Pycharm uploading files to wrong server after updating run config




I have two remote machines and I switch the machines to run my code on from time to time. When I want to run it on the other machine, I edit my run configuration to use the other remote interpreter. Then I change stuff and click run. However, Pycharm is still uploading the file to the machine with the previously configured python remote interpreter. Pycharm does run the code on the new machine, but doesnt update the files.It runs an old version of the code that is still on that machine from previous run, so apparently it used to work.

I changed the default project environment, but Pycharm is still uploading the files to the wrong server. I also tried making a new configuration with the new machine, still files are not updated correctly. I am using 2018.3 version.

I assume this is a bug? Can I do anything about this except manually doing the file uploads?




Hi Adrian,

If problem is only with files not being uploaded from one machine to another (newer version of the files), then probably you should check Deployment configuration.

The very idea around which IDE works with remote and local files is that local files go first and remote files go second. It means that you make changes on local machine and then upload them to remote host. Do you have automatic upload enabled? (Settings/Preferences | Build, Execution, Deployment | Deployment | Options).


Yes it is enabled. Pycharm does make the automatic upload, but it does it to the wrong server!

So first I have this: Run configuration uses remote interpreter_1. I make a local change on my working machine, run the configuration. Pycharm automatically uploads the changes to server_1, and runs it.
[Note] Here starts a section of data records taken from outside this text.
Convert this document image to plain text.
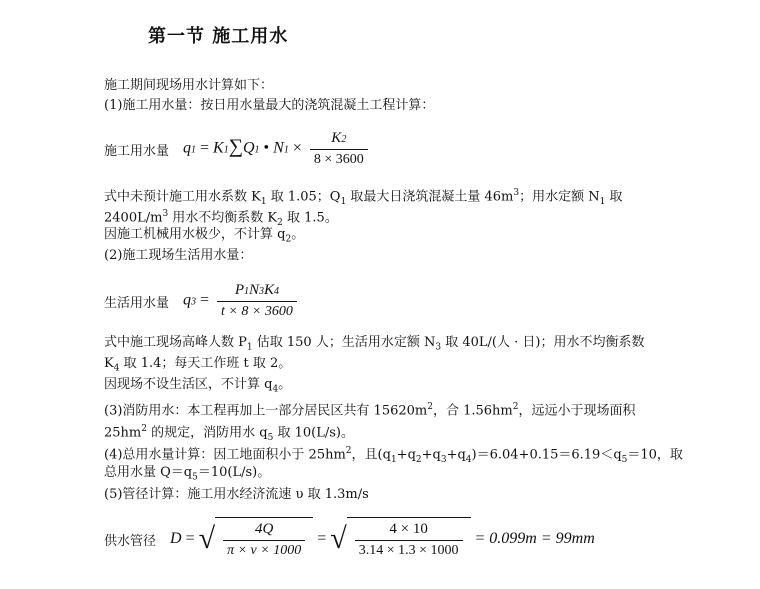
第一节 施工用水
施工期间现场用水计算如下：
(1)施工用水量：按日用水量最大的浇筑混凝土工程计算：
施工用水量 q1 = K1∑Q1 • $N1 \times \frac{K2}{8 \times 3600}$
式中未预计施工用水系数 $K_1$ 取 1.05；$Q_1$ 取最大日浇筑混凝土量 $46m^3$；用水定额 $N_1$ 取
$2400L/m^3$ 用水不均衡系数 $K_2$ 取 1.5。
因施工机械用水极少，不计算 $q_2$。
(2)施工现场生活用水量：
生活用水量 $q3 = \frac{P1N3K4}{t \times 8 \times 3600}$
式中施工现场高峰人数 $P_1$ 估取 150 人；生活用水定额 $N_3$ 取 40L/(人 · 日)；用水不均衡系数
$K_4$ 取 1.4；每天工作班 t 取 2。
因现场不设生活区，不计算 $q_4$。
(3)消防用水：本工程再加上一部分居民区共有 $15620m^2$，合 $1.56hm^2$，远远小于现场面积
$25hm^2$ 的规定，消防用水 $q_5$ 取 10(L/s)。
(4)总用水量计算：因工地面积小于 $25hm^2$，且$(q_1+q_2+q_3+q_4)=6.04+0.15=6.19<q_5=10$，取
总用水量 $Q=q_5=10(L/s)$。
(5)管径计算：施工用水经济流速 υ 取 1.3m/s
供水管径 D
= √ $\frac{4Q}{\pi \times \nu \times 1000}$ = √ $\frac{4 \times 10}{3.14 \times 1.3 \times 1000} = 0.099m = 99mm$
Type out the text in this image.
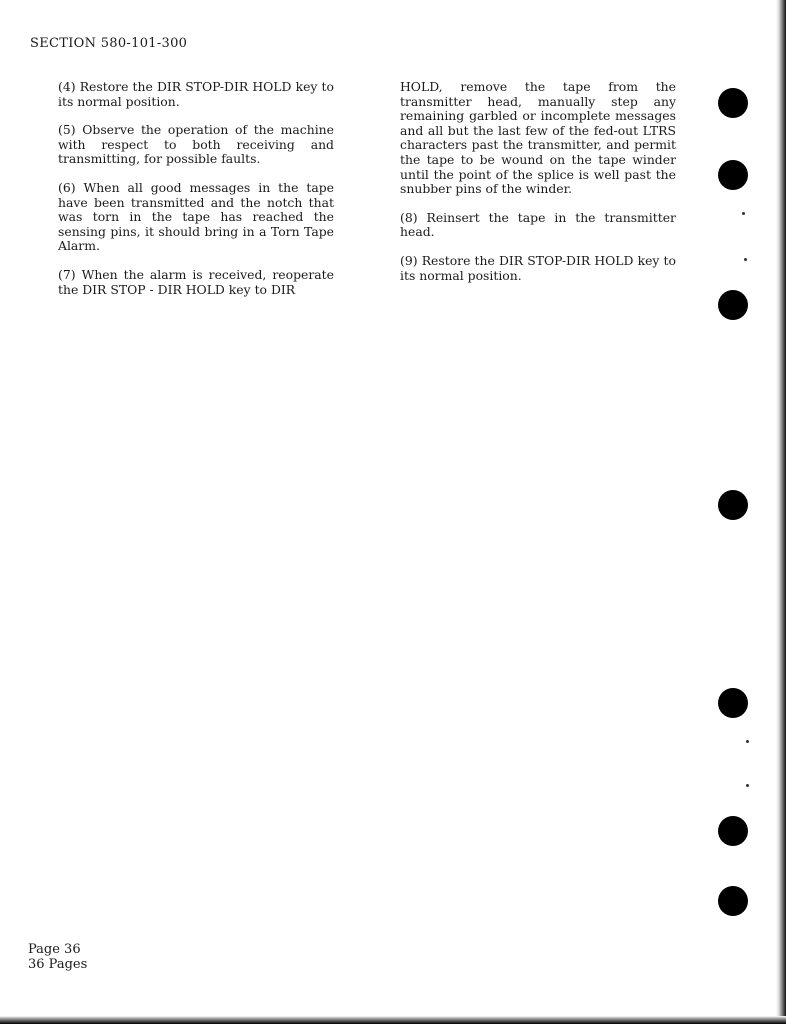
SECTION 580-101-300

(4) Restore the DIR STOP-DIR HOLD key to its normal position.

(5) Observe the operation of the machine with respect to both receiving and transmitting, for possible faults.

(6) When all good messages in the tape have been transmitted and the notch that was torn in the tape has reached the sensing pins, it should bring in a Torn Tape Alarm.

(7) When the alarm is received, reoperate the DIR STOP - DIR HOLD key to DIR

HOLD, remove the tape from the transmitter head, manually step any remaining garbled or incomplete messages and all but the last few of the fed-out LTRS characters past the transmitter, and permit the tape to be wound on the tape winder until the point of the splice is well past the snubber pins of the winder.

(8) Reinsert the tape in the transmitter head.

(9) Restore the DIR STOP-DIR HOLD key to its normal position.

Page 36
36 Pages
Everythings fine as expected.

Now I make another change, but now I want my code to run on server_2. So I edit my run configuration, and change the python interpreter to interpreter_2 (which is located on server_2). I click run, and Pycharm automatically uploads my local change to server_1. It then tries to run the code using interpreter_2 on server_2, and fails because the files are not there - as they were wrongly uploaded to server_1. Its like the file upload doesn't realize that I changed the python interpreter, and therefore still uploads it to the server that was previously configured.

Weird thing is that I am pretty sure it used to work, I have several run configurations using different remote interpreters and never had to manually upload any files. But now, no matter which interpreter is configured, all files are always uploaded to one specific server.


Seems like a bug with PyCharm not switching deployment configuration indeed. Here is a corresponding issue, please vote for it and follow for updates.


Same issue here with Pycharm Pro, very frustrating. I've changed the remote interpreter to the 2nd server, changed the remote browser too, ssh session in terminal is running with the new server too. I've even checked and there is no default upload server set. Still my files are being auto-updated to the old server, the wrong one. Restarting doesn't help, uploading manually to the new server doesn't fix autoupload destination either. Can't even use auto-upload anymore on my new server.

Hi, Have you tried manually changing the default deployment in **File | Settings | Build, Execution, Deployment | Deployment**?

Thanks Jiri, good eyes! There is no noticeable label in the server list showing that the default server can be set here. If you didn't point it out I would never have noticed that the little checkmark next to the plus and minus signs serves the purpose of selecting default server (which then also gets a slightly different color (blue background). There is a pop-up message once you hover over the check mark and leave the cursor there for a few seconds but I think it would be awesome if someone at IntelliJ added here some more noticeable label.

Anyways, this works now thanks!

Of course like others mentioned above, if the default upload server was somehow automatically detected and matched the selected remote interpreter (or probably better yet, the server whose files are being browsed in the remote browser), that would make it one step easier for us.